La seconda prova di touchdown è stata eseguita tra il 14 e il 16 ottobre scorso. Il giorno 15, poco prima delle 22:44 ora di Tokyo (15:44 qui in Italia), la navicella spaziale Hayabusa2 ha raggiunto quota 22,3 metri, fotografando con successo la superficie dell’asteroide scoperto per la prima volta nel 1999. Usando il sistema ottico di navigazione a bordo della sonda (Onc, Optical Navigation Camera), costituito da una fotocamera telescopica (Onc-T) e due grandangolari (W1 e W2), l’agenzia spaziale giapponese (Jaxa) è riuscita a portare a casa l’immagine a più alta risoluzione mai ottenuta fino a ora.

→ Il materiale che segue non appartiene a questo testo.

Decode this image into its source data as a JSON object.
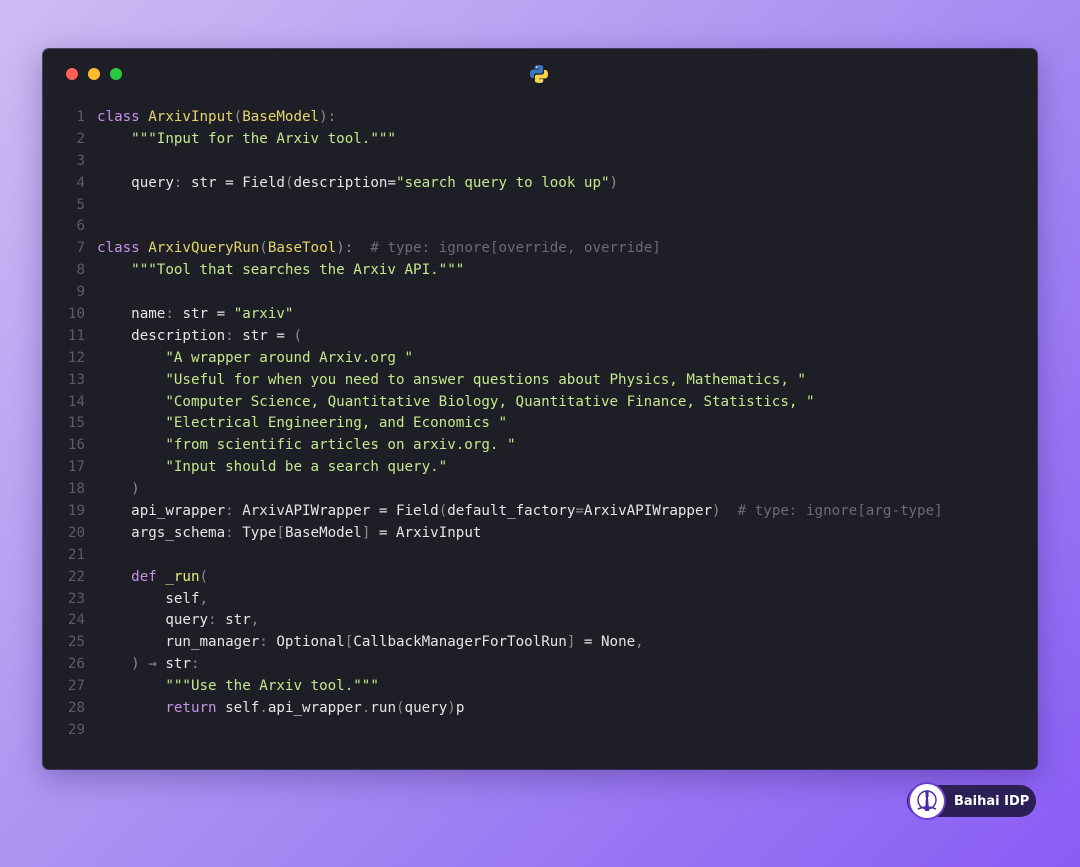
{
  "window": {
    "controls": [
      "close",
      "minimize",
      "maximize"
    ],
    "language_icon": "python-icon"
  },
  "code": {
    "lines": [
      {
        "n": "1",
        "t": [
          [
            "kw",
            "class "
          ],
          [
            "cls",
            "ArxivInput"
          ],
          [
            "pn",
            "("
          ],
          [
            "cls",
            "BaseModel"
          ],
          [
            "pn",
            "):"
          ]
        ]
      },
      {
        "n": "2",
        "t": [
          [
            "",
            "    "
          ],
          [
            "str",
            "\"\"\"Input for the Arxiv tool.\"\"\""
          ]
        ]
      },
      {
        "n": "3",
        "t": []
      },
      {
        "n": "4",
        "t": [
          [
            "",
            "    query"
          ],
          [
            "pn",
            ": "
          ],
          [
            "",
            "str = Field"
          ],
          [
            "pn",
            "("
          ],
          [
            "",
            "description="
          ],
          [
            "str",
            "\"search query to look up\""
          ],
          [
            "pn",
            ")"
          ]
        ]
      },
      {
        "n": "5",
        "t": []
      },
      {
        "n": "6",
        "t": []
      },
      {
        "n": "7",
        "t": [
          [
            "kw",
            "class "
          ],
          [
            "cls",
            "ArxivQueryRun"
          ],
          [
            "pn",
            "("
          ],
          [
            "cls",
            "BaseTool"
          ],
          [
            "pn",
            "):"
          ],
          [
            "cmt",
            "  # type: ignore[override, override]"
          ]
        ]
      },
      {
        "n": "8",
        "t": [
          [
            "",
            "    "
          ],
          [
            "str",
            "\"\"\"Tool that searches the Arxiv API.\"\"\""
          ]
        ]
      },
      {
        "n": "9",
        "t": []
      },
      {
        "n": "10",
        "t": [
          [
            "",
            "    name"
          ],
          [
            "pn",
            ": "
          ],
          [
            "",
            "str = "
          ],
          [
            "str",
            "\"arxiv\""
          ]
        ]
      },
      {
        "n": "11",
        "t": [
          [
            "",
            "    description"
          ],
          [
            "pn",
            ": "
          ],
          [
            "",
            "str = "
          ],
          [
            "pn",
            "("
          ]
        ]
      },
      {
        "n": "12",
        "t": [
          [
            "",
            "        "
          ],
          [
            "str",
            "\"A wrapper around Arxiv.org \""
          ]
        ]
      },
      {
        "n": "13",
        "t": [
          [
            "",
            "        "
          ],
          [
            "str",
            "\"Useful for when you need to answer questions about Physics, Mathematics, \""
          ]
        ]
      },
      {
        "n": "14",
        "t": [
          [
            "",
            "        "
          ],
          [
            "str",
            "\"Computer Science, Quantitative Biology, Quantitative Finance, Statistics, \""
          ]
        ]
      },
      {
        "n": "15",
        "t": [
          [
            "",
            "        "
          ],
          [
            "str",
            "\"Electrical Engineering, and Economics \""
          ]
        ]
      },
      {
        "n": "16",
        "t": [
          [
            "",
            "        "
          ],
          [
            "str",
            "\"from scientific articles on arxiv.org. \""
          ]
        ]
      },
      {
        "n": "17",
        "t": [
          [
            "",
            "        "
          ],
          [
            "str",
            "\"Input should be a search query.\""
          ]
        ]
      },
      {
        "n": "18",
        "t": [
          [
            "",
            "    "
          ],
          [
            "pn",
            ")"
          ]
        ]
      },
      {
        "n": "19",
        "t": [
          [
            "",
            "    api_wrapper"
          ],
          [
            "pn",
            ": "
          ],
          [
            "",
            "ArxivAPIWrapper = Field"
          ],
          [
            "pn",
            "("
          ],
          [
            "",
            "default_factory"
          ],
          [
            "pn",
            "="
          ],
          [
            "",
            "ArxivAPIWrapper"
          ],
          [
            "pn",
            ")"
          ],
          [
            "cmt",
            "  # type: ignore[arg-type]"
          ]
        ]
      },
      {
        "n": "20",
        "t": [
          [
            "",
            "    args_schema"
          ],
          [
            "pn",
            ": "
          ],
          [
            "",
            "Type"
          ],
          [
            "pn",
            "["
          ],
          [
            "",
            "BaseModel"
          ],
          [
            "pn",
            "]"
          ],
          [
            "",
            " = ArxivInput"
          ]
        ]
      },
      {
        "n": "21",
        "t": []
      },
      {
        "n": "22",
        "t": [
          [
            "",
            "    "
          ],
          [
            "kw",
            "def "
          ],
          [
            "fn",
            "_run"
          ],
          [
            "pn",
            "("
          ]
        ]
      },
      {
        "n": "23",
        "t": [
          [
            "",
            "        self"
          ],
          [
            "pn",
            ","
          ]
        ]
      },
      {
        "n": "24",
        "t": [
          [
            "",
            "        query"
          ],
          [
            "pn",
            ": "
          ],
          [
            "",
            "str"
          ],
          [
            "pn",
            ","
          ]
        ]
      },
      {
        "n": "25",
        "t": [
          [
            "",
            "        run_manager"
          ],
          [
            "pn",
            ": "
          ],
          [
            "",
            "Optional"
          ],
          [
            "pn",
            "["
          ],
          [
            "",
            "CallbackManagerForToolRun"
          ],
          [
            "pn",
            "]"
          ],
          [
            "",
            " = None"
          ],
          [
            "pn",
            ","
          ]
        ]
      },
      {
        "n": "26",
        "t": [
          [
            "",
            "    "
          ],
          [
            "pn",
            ") → "
          ],
          [
            "",
            "str"
          ],
          [
            "pn",
            ":"
          ]
        ]
      },
      {
        "n": "27",
        "t": [
          [
            "",
            "        "
          ],
          [
            "str",
            "\"\"\"Use the Arxiv tool.\"\"\""
          ]
        ]
      },
      {
        "n": "28",
        "t": [
          [
            "",
            "        "
          ],
          [
            "kw",
            "return "
          ],
          [
            "",
            "self"
          ],
          [
            "pn",
            "."
          ],
          [
            "",
            "api_wrapper"
          ],
          [
            "pn",
            "."
          ],
          [
            "",
            "run"
          ],
          [
            "pn",
            "("
          ],
          [
            "",
            "query"
          ],
          [
            "pn",
            ")"
          ],
          [
            "",
            "p"
          ]
        ]
      },
      {
        "n": "29",
        "t": []
      }
    ]
  },
  "badge": {
    "label": "Baihai IDP",
    "icon": "lighthouse-logo-icon"
  }
}
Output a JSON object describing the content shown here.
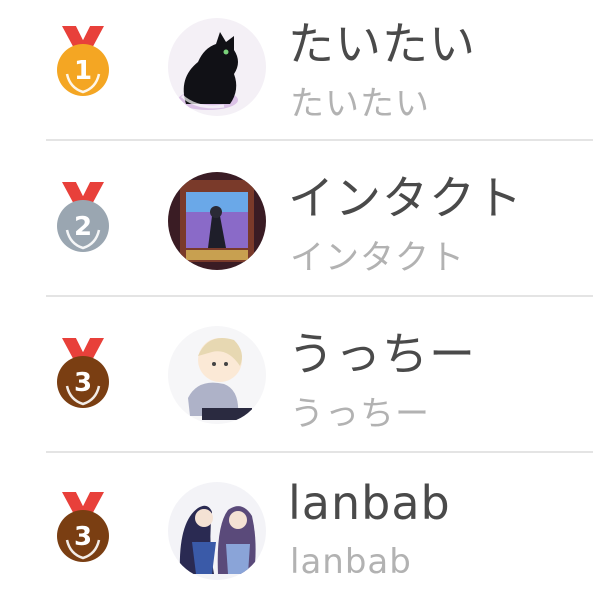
{
  "ranking": {
    "entries": [
      {
        "rank": "1",
        "medal": "gold-medal",
        "name": "たいたい",
        "subname": "たいたい"
      },
      {
        "rank": "2",
        "medal": "silver-medal",
        "name": "インタクト",
        "subname": "インタクト"
      },
      {
        "rank": "3",
        "medal": "bronze-medal",
        "name": "うっちー",
        "subname": "うっちー"
      },
      {
        "rank": "3",
        "medal": "bronze-medal",
        "name": "lanbab",
        "subname": "lanbab"
      }
    ]
  },
  "colors": {
    "ribbon": "#e8403a",
    "gold": "#f4a623",
    "silver": "#9aa6b1",
    "bronze": "#7a3e12",
    "name_text": "#4a4a4a",
    "sub_text": "#b2b2b2",
    "divider": "#e4e4e4"
  }
}
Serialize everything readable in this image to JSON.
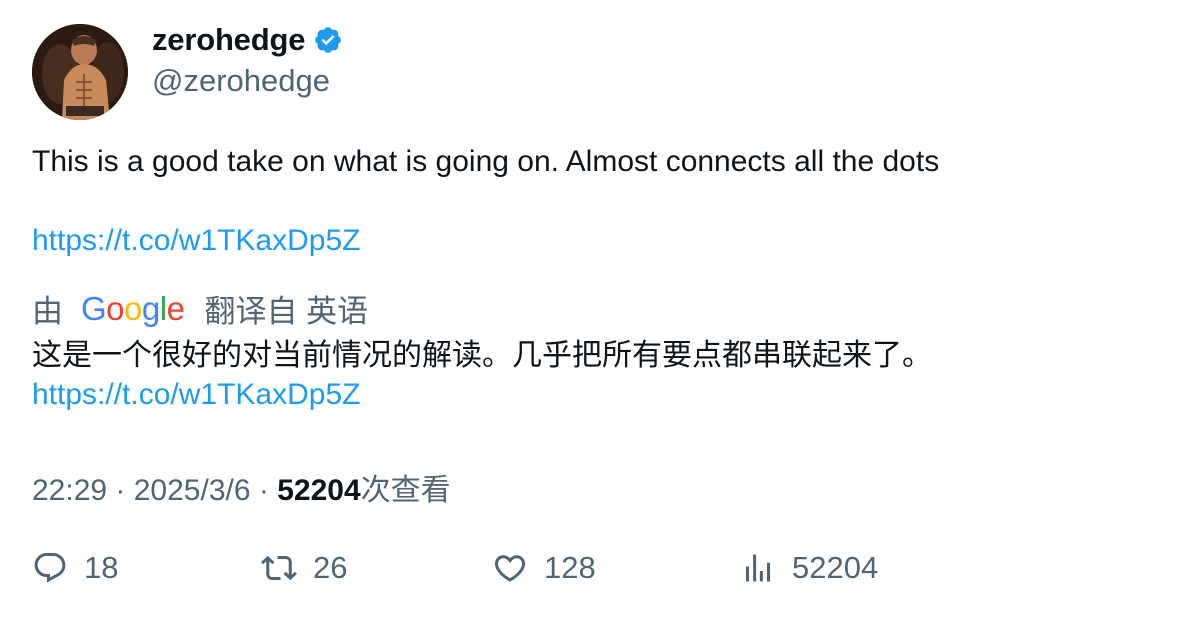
{
  "author": {
    "name": "zerohedge",
    "handle": "@zerohedge",
    "verified_color": "#1d9bf0"
  },
  "tweet": {
    "text": "This is a good take on what is going on. Almost connects all the dots",
    "link": "https://t.co/w1TKaxDp5Z"
  },
  "translation": {
    "by_prefix": "由",
    "provider": "Google",
    "source_label": "翻译自 英语",
    "text": "这是一个很好的对当前情况的解读。几乎把所有要点都串联起来了。",
    "link": "https://t.co/w1TKaxDp5Z"
  },
  "meta": {
    "time": "22:29",
    "date": "2025/3/6",
    "views_count": "52204",
    "views_suffix": "次查看"
  },
  "actions": {
    "replies": "18",
    "retweets": "26",
    "likes": "128",
    "views": "52204"
  },
  "icons": {
    "reply": "reply-icon",
    "retweet": "retweet-icon",
    "like": "heart-icon",
    "views": "bar-chart-icon",
    "verified": "verified-badge-icon"
  }
}
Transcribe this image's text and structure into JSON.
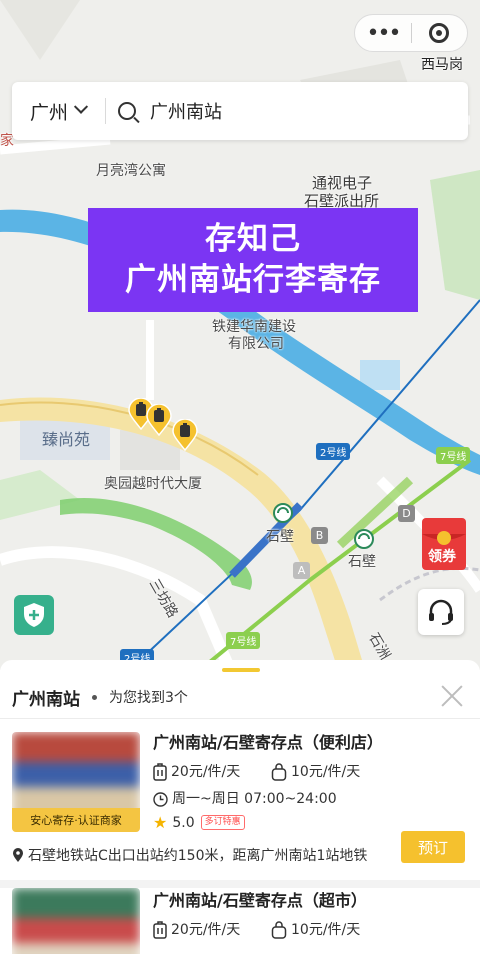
{
  "app": {
    "location_label": "西马岗"
  },
  "search": {
    "city": "广州",
    "query": "广州南站"
  },
  "promo": {
    "line1": "存知己",
    "line2": "广州南站行李寄存"
  },
  "map": {
    "labels": {
      "moonbay": "月亮湾公寓",
      "tongshi1": "通视电子",
      "police": "石壁派出所",
      "tiejian1": "铁建华南建设",
      "tiejian2": "有限公司",
      "zhenshangyuan": "臻尚苑",
      "aoyuan": "奥园越时代大厦",
      "shibi1": "石壁",
      "shibi2": "石壁",
      "sanfang": "三坊路",
      "line2a": "2号线",
      "line2b": "2号线",
      "line7a": "7号线",
      "line7b": "7号线",
      "exitA": "A",
      "exitB": "B",
      "exitD": "D",
      "edge_jia": "家",
      "edge_shi": "石洲"
    },
    "hongbao_label": "领券"
  },
  "sheet": {
    "title": "广州南站",
    "count_text": "为您找到3个",
    "items": [
      {
        "name": "广州南站/石壁寄存点（便利店）",
        "price_bag": "20元/件/天",
        "price_small": "10元/件/天",
        "hours": "周一~周日 07:00~24:00",
        "rating": "5.0",
        "badge": "多订特惠",
        "tag": "安心寄存·认证商家",
        "address": "石壁地铁站C出口出站约150米，距离广州南站1站地铁",
        "book_label": "预订",
        "thumb_colors": [
          "#b84a3e",
          "#3c5fa8",
          "#d9c7a6"
        ]
      },
      {
        "name": "广州南站/石壁寄存点（超市）",
        "price_bag": "20元/件/天",
        "price_small": "10元/件/天",
        "thumb_colors": [
          "#3c7a5c",
          "#c94b4b",
          "#e0d4c0"
        ]
      }
    ]
  },
  "colors": {
    "accent": "#f5c12e",
    "promo": "#7b35f3",
    "river": "#5bb4e5",
    "metro_line2": "#1f6fbf",
    "metro_line7": "#8ccf4e"
  }
}
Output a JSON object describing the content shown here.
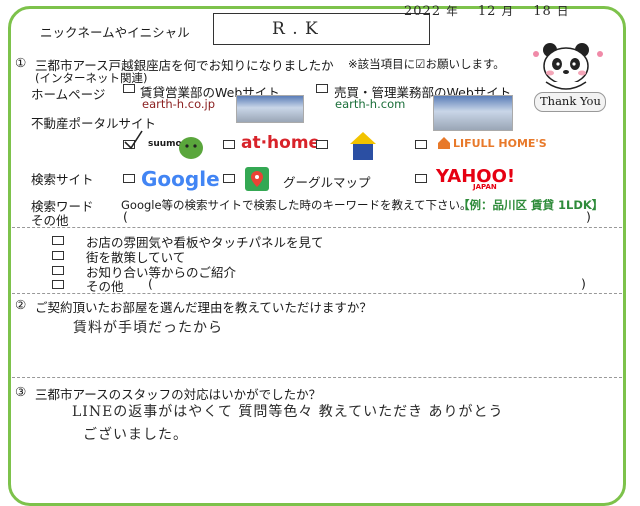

La risoluzione pari a circa 4,6 mm/pixel – superiore a quella massima di AMICA, la fotocamera della prima missione di Hayabusa, che era di 6 mm/pixel – permette di distinguere anche rocce con un diametro di appena 2 o 3 cm.
Una caratteristica dell’asteroide riportata dall’immagine, di cui in precedenza si aveva solo il sospetto, è l’assenza di regolite. L’elevata risoluzione permette di osservare anche una collezione di ciottoli di colori diversi, che porterebbe a ipotizzare una composizione mista dei materiali di superficie di Ryugu.
Un aspetto non di poco conto è che tali immagini siano state catturate dalla navicella prima di atterrare. Un’immagine talmente dettagliata da consentire di riconoscere visivamente qualsiasi cosa abbia dimensioni di poco superiori a 1 cm è estremamente utile per analizzare le fotografie di superficie restituite dai rover Minerva-II1 e dal lander Mascot, nonché per comprendere la microanalisi dei campioni raccolti una volta che saranno riportati sulla Terra.